I'm still here
Otherwise meaningless dates become important to journalists when they can be written about as anniversaries of meaningful dates. If you doubt this, we’ll let you respond to the complaints if we omit to publish something about Pearl Harbor in a Dec. 7 edition.
It was on this date, Sept. 2, 1986, that I started work on the copy desk at The Sun, which shared newsroom quarters with The Evening Sun in an amiable truce. The paper was preparing to celebrate in 1987 its 150th anniversary. Circulation was at a peak — within the year we hit half a million on Sundays — before the long slide began.
I now serve under my fourth editor and seventh publisher. I’ve been through three major redesigns of the paper, as well as a series of minor revisions, all of which were met with a chorus of objection from readers. I’ve been through a strike and eight or more buyouts (they begin to blur).
My various masters have seen fit to leave me in charge of the copy desk for 13 years, during which time I have hired 44 copy editors. Some of them are even still here.
Two years ago, when my wife, Kathleen, baked a memorable cake to bring in to the office to mark my 20th anniversary, she wrote on it, “20 to life.” Whether that works out depends on both the newspaper’s span and mine; but despite the prevalent pessimism about the newspaper business, I do not expect to be the survivor. I would be an idiot to deny that the difficulties afflicting American newspapers are serious. We have only the staff and space to produce the news that the advertising will support, and the sharp decline in advertising has left us in grim circumstances indeed.
But that is not the whole picture.
The Web site is vigorous, getting tens and hundreds of thousands of page views a day, steadily increasing readership. This blog is one of more than 40. And they are not all about sports. Elizabeth Large has built up a devoted following. Read Street has found a way to expand coverage of books beyond what is possible in the print edition. And even this humble offering, on a subject that would never have been granted even the most miserly space in the print edition, has drawn your attention. (Keep coming back.)
The print edition continues to offer you articles that you will not find elsewhere — except later in the news cycle on broadcast or in other publications.
Whether you prefer the new design of the paper edition or not, we have accomplished it with a reduced diminished staff on a demanding timetable. The Baltimore Sun continues to employ a staff that can bring off serious projects.
And on the copy desk — despite the recent departure of some of our veterans, including Andy Faith, who hired me 22 years ago and proved to be a stalwart colleague and valued friend — we also serve who sit and edit. Every working day for the past 22 years, I’ve been able to sign off knowing that The Sun has been more accurate, clearer, better for the work my colleagues and I have done. We edit seriously, and the paper benefits from it. We’re still here.
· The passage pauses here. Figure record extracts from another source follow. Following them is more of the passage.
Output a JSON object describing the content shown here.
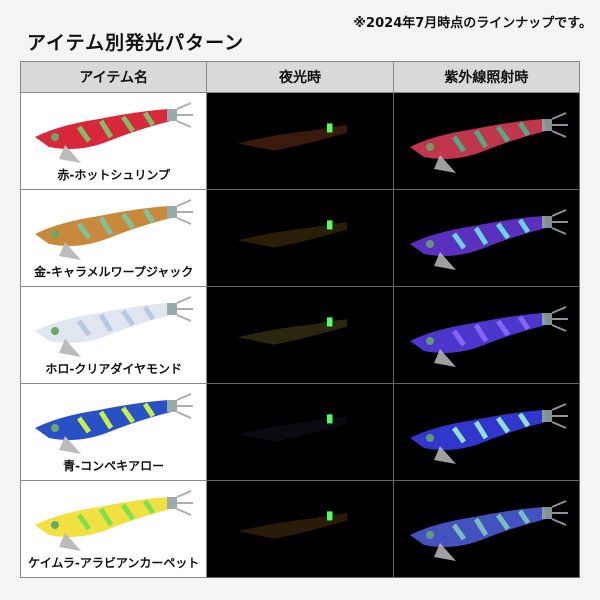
{
  "note": "※2024年7月時点のラインナップです。",
  "title": "アイテム別発光パターン",
  "headers": [
    "アイテム名",
    "夜光時",
    "紫外線照射時"
  ],
  "items": [
    {
      "name": "赤-ホットシュリンプ",
      "body": "#d8283a",
      "accent": "#7fbf6a",
      "uv": "#e0405a",
      "uvAccent": "#3fc08a",
      "night": "#3a1a0a"
    },
    {
      "name": "金-キャラメルワープジャック",
      "body": "#c88a3a",
      "accent": "#7cc4a0",
      "uv": "#6a3ae0",
      "uvAccent": "#6ff0e0",
      "night": "#2a1e08"
    },
    {
      "name": "ホロ-クリアダイヤモンド",
      "body": "#dfe6f0",
      "accent": "#b8c8e0",
      "uv": "#5a40f0",
      "uvAccent": "#8f70ff",
      "night": "#2a2610"
    },
    {
      "name": "青-コンペキアロー",
      "body": "#2a50c8",
      "accent": "#c8f040",
      "uv": "#3a40f0",
      "uvAccent": "#a0ffd0",
      "night": "#0a0a10"
    },
    {
      "name": "ケイムラ-アラビアンカーペット",
      "body": "#f0e040",
      "accent": "#7ce050",
      "uv": "#5060e0",
      "uvAccent": "#80d0c0",
      "night": "#2a1a08"
    }
  ],
  "colors": {
    "header_bg": "#d9d9d9",
    "glow_marker": "#50ff60"
  }
}
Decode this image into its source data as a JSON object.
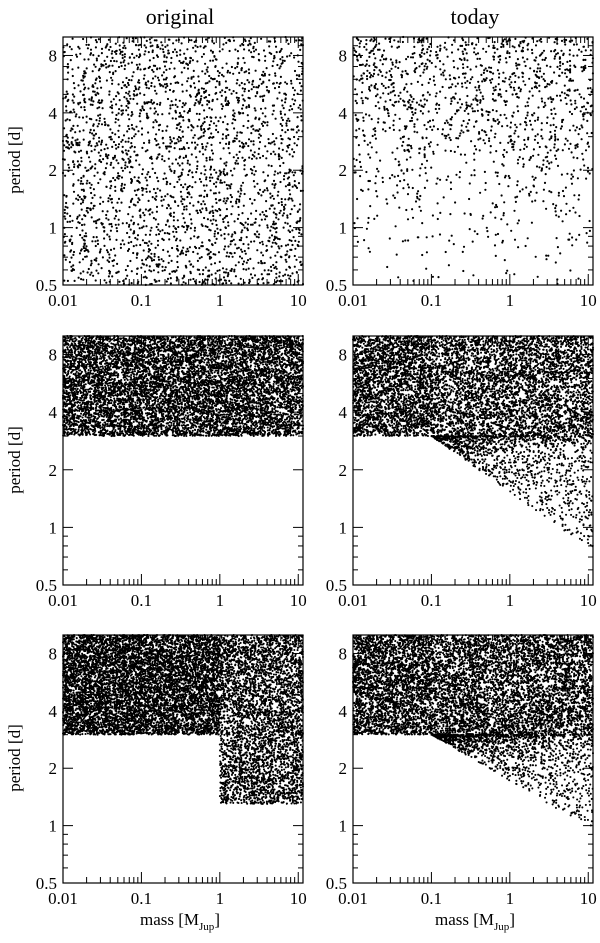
{
  "figure": {
    "column_titles": [
      "original",
      "today"
    ],
    "ylabel": "period  [d]",
    "xlabel": {
      "left": {
        "base": "mass [M",
        "sub": "Jup",
        "close": "]"
      },
      "right": {
        "base": "mass  [M",
        "sub": "Jup",
        "close": "]"
      }
    }
  },
  "chart_data": [
    {
      "panel": "top-original",
      "type": "scatter",
      "xscale": "log",
      "yscale": "log",
      "xlim": [
        0.01,
        11.5
      ],
      "ylim": [
        0.5,
        10
      ],
      "xticks": [
        "0.01",
        "0.1",
        "1",
        "10"
      ],
      "yticks": [
        "0.5",
        "1",
        "2",
        "4",
        "8"
      ],
      "title": "original",
      "ylabel": "period  [d]",
      "xlabel": "",
      "grid": false,
      "legend": "none",
      "marker_color": "#000000",
      "distribution": {
        "kind": "uniform",
        "n": 2600,
        "x": [
          0.01,
          11.5
        ],
        "y": [
          0.5,
          10
        ]
      }
    },
    {
      "panel": "top-today",
      "type": "scatter",
      "xscale": "log",
      "yscale": "log",
      "xlim": [
        0.01,
        11.5
      ],
      "ylim": [
        0.5,
        10
      ],
      "xticks": [
        "0.01",
        "0.1",
        "1",
        "10"
      ],
      "yticks": [
        "0.5",
        "1",
        "2",
        "4",
        "8"
      ],
      "title": "today",
      "ylabel": "",
      "xlabel": "",
      "grid": false,
      "legend": "none",
      "marker_color": "#000000",
      "distribution": {
        "kind": "depleted",
        "n": 2600,
        "x": [
          0.01,
          11.5
        ],
        "y": [
          0.5,
          10
        ],
        "survive_pivot_period": 1.0,
        "depletion_strength": 1.4
      }
    },
    {
      "panel": "middle-original",
      "type": "scatter",
      "xscale": "log",
      "yscale": "log",
      "xlim": [
        0.01,
        11.5
      ],
      "ylim": [
        0.5,
        10
      ],
      "xticks": [
        "0.01",
        "0.1",
        "1",
        "10"
      ],
      "yticks": [
        "0.5",
        "1",
        "2",
        "4",
        "8"
      ],
      "title": "",
      "ylabel": "period  [d]",
      "xlabel": "",
      "grid": false,
      "legend": "none",
      "marker_color": "#000000",
      "distribution": {
        "kind": "uniform",
        "n": 9000,
        "x": [
          0.01,
          11.5
        ],
        "y": [
          3.0,
          10
        ]
      }
    },
    {
      "panel": "middle-today",
      "type": "scatter",
      "xscale": "log",
      "yscale": "log",
      "xlim": [
        0.01,
        11.5
      ],
      "ylim": [
        0.5,
        10
      ],
      "xticks": [
        "0.01",
        "0.1",
        "1",
        "10"
      ],
      "yticks": [
        "0.5",
        "1",
        "2",
        "4",
        "8"
      ],
      "title": "",
      "ylabel": "",
      "xlabel": "",
      "grid": false,
      "legend": "none",
      "marker_color": "#000000",
      "distribution": {
        "kind": "migrated",
        "n": 8000,
        "x": [
          0.01,
          11.5
        ],
        "y": [
          3.0,
          10
        ],
        "migration_mass_min": 0.1,
        "lowest_period": 0.75
      }
    },
    {
      "panel": "bottom-original",
      "type": "scatter",
      "xscale": "log",
      "yscale": "log",
      "xlim": [
        0.01,
        11.5
      ],
      "ylim": [
        0.5,
        10
      ],
      "xticks": [
        "0.01",
        "0.1",
        "1",
        "10"
      ],
      "yticks": [
        "0.5",
        "1",
        "2",
        "4",
        "8"
      ],
      "title": "",
      "ylabel": "period  [d]",
      "xlabel": "mass [M_Jup]",
      "grid": false,
      "legend": "none",
      "marker_color": "#000000",
      "distribution": {
        "kind": "step",
        "n": 11000,
        "x": [
          0.01,
          11.5
        ],
        "y": [
          3.0,
          10
        ],
        "step_mass": 1.0,
        "y_min_above_step": 1.3
      }
    },
    {
      "panel": "bottom-today",
      "type": "scatter",
      "xscale": "log",
      "yscale": "log",
      "xlim": [
        0.01,
        11.5
      ],
      "ylim": [
        0.5,
        10
      ],
      "xticks": [
        "0.01",
        "0.1",
        "1",
        "10"
      ],
      "yticks": [
        "0.5",
        "1",
        "2",
        "4",
        "8"
      ],
      "title": "",
      "ylabel": "",
      "xlabel": "mass  [M_Jup]",
      "grid": false,
      "legend": "none",
      "marker_color": "#000000",
      "distribution": {
        "kind": "migrated",
        "n": 9000,
        "x": [
          0.01,
          11.5
        ],
        "y": [
          3.0,
          10
        ],
        "migration_mass_min": 0.1,
        "lowest_period": 0.95
      }
    }
  ]
}
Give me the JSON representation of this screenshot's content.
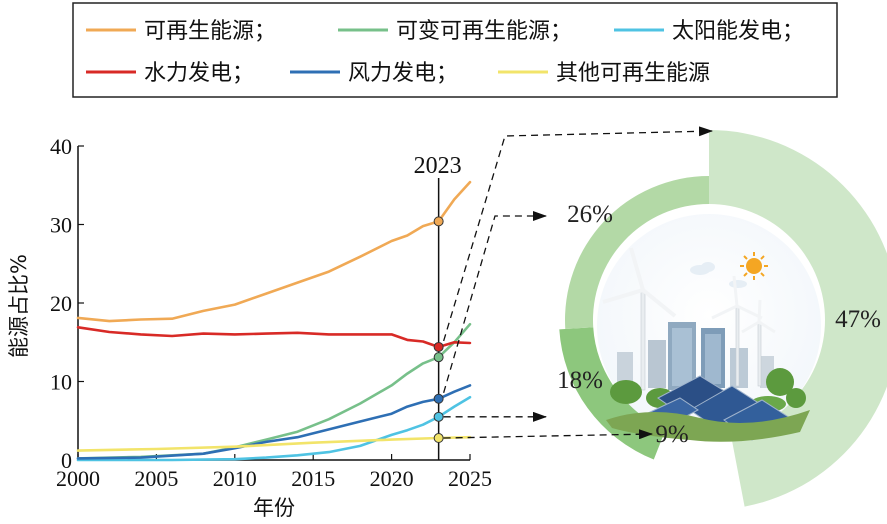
{
  "chart_data": [
    {
      "type": "line",
      "xlabel": "年份",
      "ylabel": "能源占比%",
      "xlim": [
        2000,
        2025
      ],
      "ylim": [
        0,
        40
      ],
      "xticks": [
        "2000",
        "2005",
        "2010",
        "2015",
        "2020",
        "2025"
      ],
      "yticks": [
        "0",
        "10",
        "20",
        "30",
        "40"
      ],
      "highlight_year": "2023",
      "legend_position": "top",
      "series": [
        {
          "name": "可再生能源",
          "color": "#f0a955",
          "x": [
            2000,
            2002,
            2004,
            2006,
            2008,
            2010,
            2012,
            2014,
            2016,
            2018,
            2020,
            2021,
            2022,
            2023,
            2024,
            2025
          ],
          "y": [
            18.1,
            17.7,
            17.9,
            18.0,
            19.0,
            19.8,
            21.2,
            22.6,
            24.0,
            25.9,
            27.9,
            28.6,
            29.8,
            30.4,
            33.2,
            35.4
          ],
          "marker_2023": 30.4
        },
        {
          "name": "可变可再生能源",
          "color": "#77c08a",
          "x": [
            2000,
            2004,
            2008,
            2010,
            2012,
            2014,
            2016,
            2018,
            2020,
            2021,
            2022,
            2023,
            2024,
            2025
          ],
          "y": [
            0.2,
            0.4,
            0.8,
            1.6,
            2.6,
            3.6,
            5.2,
            7.2,
            9.5,
            11.0,
            12.3,
            13.1,
            15.0,
            17.3
          ],
          "marker_2023": 13.1
        },
        {
          "name": "太阳能发电",
          "color": "#4fc3e3",
          "x": [
            2000,
            2006,
            2008,
            2010,
            2012,
            2014,
            2016,
            2018,
            2020,
            2021,
            2022,
            2023,
            2024,
            2025
          ],
          "y": [
            0,
            0,
            0.05,
            0.1,
            0.3,
            0.6,
            1.0,
            1.8,
            3.2,
            3.8,
            4.5,
            5.5,
            6.8,
            8.0
          ],
          "marker_2023": 5.5
        },
        {
          "name": "水力发电",
          "color": "#d82a26",
          "x": [
            2000,
            2002,
            2004,
            2006,
            2008,
            2010,
            2012,
            2014,
            2016,
            2018,
            2020,
            2021,
            2022,
            2023,
            2024,
            2025
          ],
          "y": [
            16.9,
            16.3,
            16.0,
            15.8,
            16.1,
            16.0,
            16.1,
            16.2,
            16.0,
            16.0,
            16.0,
            15.3,
            15.1,
            14.4,
            15.0,
            14.9
          ],
          "marker_2023": 14.4
        },
        {
          "name": "风力发电",
          "color": "#2e6fb4",
          "x": [
            2000,
            2004,
            2008,
            2010,
            2012,
            2014,
            2016,
            2018,
            2020,
            2021,
            2022,
            2023,
            2024,
            2025
          ],
          "y": [
            0.2,
            0.3,
            0.8,
            1.5,
            2.3,
            2.9,
            3.9,
            4.9,
            5.9,
            6.8,
            7.4,
            7.8,
            8.7,
            9.5
          ],
          "marker_2023": 7.8
        },
        {
          "name": "其他可再生能源",
          "color": "#f2e46a",
          "x": [
            2000,
            2005,
            2010,
            2015,
            2020,
            2023,
            2025
          ],
          "y": [
            1.2,
            1.4,
            1.7,
            2.2,
            2.6,
            2.8,
            2.9
          ],
          "marker_2023": 2.8
        }
      ]
    },
    {
      "type": "pie",
      "style": "donut",
      "slices": [
        {
          "label": "47%",
          "value": 47,
          "color": "#cfe7c9"
        },
        {
          "label": "9%",
          "value": 9,
          "color": "#4e8a3f"
        },
        {
          "label": "18%",
          "value": 18,
          "color": "#8dc77d"
        },
        {
          "label": "26%",
          "value": 26,
          "color": "#b3d9a6"
        }
      ]
    }
  ]
}
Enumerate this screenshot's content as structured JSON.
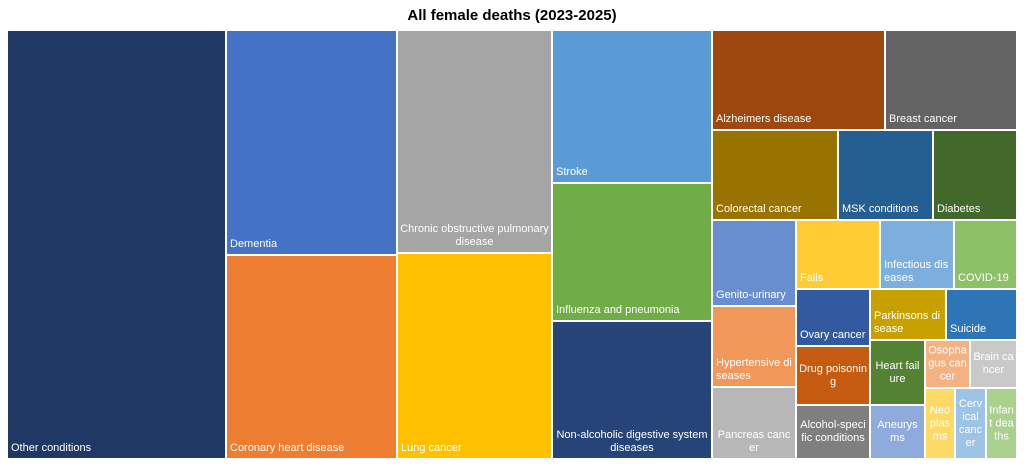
{
  "chart_data": {
    "type": "treemap",
    "title": "All female deaths (2023-2025)",
    "items": [
      {
        "label": "Other conditions",
        "color": "#1f3864"
      },
      {
        "label": "Dementia",
        "color": "#4472c4"
      },
      {
        "label": "Coronary heart disease",
        "color": "#ed7d31"
      },
      {
        "label": "Chronic obstructive pulmonary disease",
        "color": "#a5a5a5"
      },
      {
        "label": "Lung cancer",
        "color": "#ffc000"
      },
      {
        "label": "Stroke",
        "color": "#5b9bd5"
      },
      {
        "label": "Influenza and pneumonia",
        "color": "#70ad47"
      },
      {
        "label": "Non-alcoholic digestive system diseases",
        "color": "#264478"
      },
      {
        "label": "Alzheimers disease",
        "color": "#9e480e"
      },
      {
        "label": "Breast cancer",
        "color": "#636363"
      },
      {
        "label": "Colorectal cancer",
        "color": "#997300"
      },
      {
        "label": "MSK conditions",
        "color": "#255e91"
      },
      {
        "label": "Diabetes",
        "color": "#43682b"
      },
      {
        "label": "Genito-urinary",
        "color": "#698ed0"
      },
      {
        "label": "Falls",
        "color": "#ffcd33"
      },
      {
        "label": "Infectious diseases",
        "color": "#7cafdd"
      },
      {
        "label": "COVID-19",
        "color": "#8cc168"
      },
      {
        "label": "Hypertensive diseases",
        "color": "#f1975a"
      },
      {
        "label": "Ovary cancer",
        "color": "#335aa1"
      },
      {
        "label": "Parkinsons disease",
        "color": "#c8a000"
      },
      {
        "label": "Suicide",
        "color": "#2e75b6"
      },
      {
        "label": "Drug poisoning",
        "color": "#c55a11"
      },
      {
        "label": "Heart failure",
        "color": "#548235"
      },
      {
        "label": "Osophagus cancer",
        "color": "#f4b183"
      },
      {
        "label": "Brain cancer",
        "color": "#c9c9c9"
      },
      {
        "label": "Pancreas cancer",
        "color": "#b7b7b7"
      },
      {
        "label": "Alcohol-specific conditions",
        "color": "#7f7f7f"
      },
      {
        "label": "Aneurysms",
        "color": "#8faadc"
      },
      {
        "label": "Neoplasms",
        "color": "#ffd966"
      },
      {
        "label": "Cervical cancer",
        "color": "#9dc3e6"
      },
      {
        "label": "Infant deaths",
        "color": "#a9d18e"
      }
    ]
  }
}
When I moved to Baltimore at the end of the summer of 1986 and walked into the building on Calvert Street, I felt that I had arrived at the big time. It’s still the big time.


Comments
Worth reading: http://www.washingtonpost.com/wp-dyn/content/article/2008/08/29/AR2008082902882.html?sid=ST2008083001203&s_pos=list
Posted by: Mike | September 2, 2008 1:43 PM
As one of those who came and went on your copy desk, I can attest to how you not only personally made the paper better to read but how you taught many of us, through direct instruction and critique but best of all by example, how to edit ... and appreciate good writing. I hope you, and the industry, reach your gold-watch anniversary, for your sake but most of all for that of readers.
Posted by: robert | September 2, 2008 4:31 PM
Don't applaud, throw money!
Posted by: boberl | September 2, 2008 8:18 PM
Thank you for being a guardian of the language (in Hebrew you would be called shomer lashon) and setting a high bar for our young people. And thank you for doing Syracuse University proud!